Published Wallpaper October 2008
Ben van Berkel wants to talk about space-time. At 9am, it seems a little early to be talking time-warp continuums, the potentials of looped narratives, the applicability of the tri-fold diagram. It also seems a little out of context, as we’re in the breakfast lounge of the Gramercy Park Hotel, Ian Schrager’s pre-40 Bond practice run at an extra-louche (“Schnabel was here”) darkly nostalgic Manhattan joint, but when van Berkel’s on a roll, he’s on a roll.
Let’s start at the beginning. Twenty years ago Ben van Berkel and his wife Caroline Bos founded van Berkel + Bos. Van Berkel was the architect and Bos, an art historian and former journalist, was the critic-in-residence, composing everything from essays to project descriptions – roles they continued once their practice transformed into its current incarnation, UN Studio, in 1998.
Van Berkel & Bos was behind the Erasmus Bridge in Rotterdam, a single-pylon engineering marvel, and the Moebius House in Het Gooi, a fluid space inspired by the continuous one-sided Moebius Loop (most often see as the recycling logo). It was this house, completed in 1998, that ignited the architectural duo’s interest in space and time, the idea of folding dimensions and architecturally, and inspired their desire to re-evaluate the way they look at shape.

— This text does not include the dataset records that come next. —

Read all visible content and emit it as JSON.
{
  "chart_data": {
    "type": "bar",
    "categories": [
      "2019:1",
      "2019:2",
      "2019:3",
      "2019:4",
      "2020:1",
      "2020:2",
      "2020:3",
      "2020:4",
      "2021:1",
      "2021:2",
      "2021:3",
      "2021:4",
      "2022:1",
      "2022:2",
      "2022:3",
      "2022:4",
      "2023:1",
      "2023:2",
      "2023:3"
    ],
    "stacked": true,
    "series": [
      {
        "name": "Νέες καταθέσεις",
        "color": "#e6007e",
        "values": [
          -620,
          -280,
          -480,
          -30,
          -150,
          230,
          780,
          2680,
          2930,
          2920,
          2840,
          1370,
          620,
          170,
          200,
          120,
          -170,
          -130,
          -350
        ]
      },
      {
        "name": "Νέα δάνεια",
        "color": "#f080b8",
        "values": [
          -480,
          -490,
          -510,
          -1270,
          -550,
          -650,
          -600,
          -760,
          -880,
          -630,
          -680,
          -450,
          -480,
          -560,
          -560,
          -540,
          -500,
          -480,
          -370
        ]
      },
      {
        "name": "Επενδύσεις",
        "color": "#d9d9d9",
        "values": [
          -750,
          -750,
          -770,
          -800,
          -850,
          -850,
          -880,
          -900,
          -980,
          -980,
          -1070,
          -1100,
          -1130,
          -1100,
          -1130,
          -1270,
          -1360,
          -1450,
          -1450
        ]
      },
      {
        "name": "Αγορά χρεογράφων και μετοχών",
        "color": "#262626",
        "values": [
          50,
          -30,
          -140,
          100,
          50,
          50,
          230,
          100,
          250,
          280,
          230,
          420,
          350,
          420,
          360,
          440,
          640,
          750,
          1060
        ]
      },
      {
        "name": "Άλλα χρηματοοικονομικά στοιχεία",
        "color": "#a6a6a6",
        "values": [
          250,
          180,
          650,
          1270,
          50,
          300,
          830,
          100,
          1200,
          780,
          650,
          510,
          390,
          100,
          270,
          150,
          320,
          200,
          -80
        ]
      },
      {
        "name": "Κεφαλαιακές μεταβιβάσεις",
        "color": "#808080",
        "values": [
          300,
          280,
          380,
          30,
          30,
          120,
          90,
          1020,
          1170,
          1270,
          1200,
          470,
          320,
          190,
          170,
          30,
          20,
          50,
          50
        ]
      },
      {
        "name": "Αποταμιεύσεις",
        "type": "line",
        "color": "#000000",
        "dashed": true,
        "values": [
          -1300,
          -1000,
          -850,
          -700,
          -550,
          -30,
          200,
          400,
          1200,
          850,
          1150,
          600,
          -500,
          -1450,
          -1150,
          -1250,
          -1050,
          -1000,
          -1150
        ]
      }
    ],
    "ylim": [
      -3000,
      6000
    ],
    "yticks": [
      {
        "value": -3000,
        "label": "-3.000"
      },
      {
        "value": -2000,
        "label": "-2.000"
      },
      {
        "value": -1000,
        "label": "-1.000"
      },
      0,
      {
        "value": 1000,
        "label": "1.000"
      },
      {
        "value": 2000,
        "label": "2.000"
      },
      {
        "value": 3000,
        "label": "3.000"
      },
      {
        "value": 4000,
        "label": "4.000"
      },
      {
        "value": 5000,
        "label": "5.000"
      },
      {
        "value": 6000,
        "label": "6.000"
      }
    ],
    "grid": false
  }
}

The same year, van Berkel, unhappy with the way the studio was mono-focused on architecture and its articulation, and inspired by the fact that he wanted to work on many different scales, formed the looser collective of UN Studio. It went on to design everything from bridges and houses to museums and masterplans and even a 55m table, “The World’s Longest Table for all Cultures.” But the collective was in Europe. The old world. And very much part of the Dutch group of architect such as Winka Dubbeldam and West 8 and MVRDV, firms that were as good at engineering pig farms as they were at folding a façade, as interested in books as they were in buildings. Now, UN Studio is breaking free.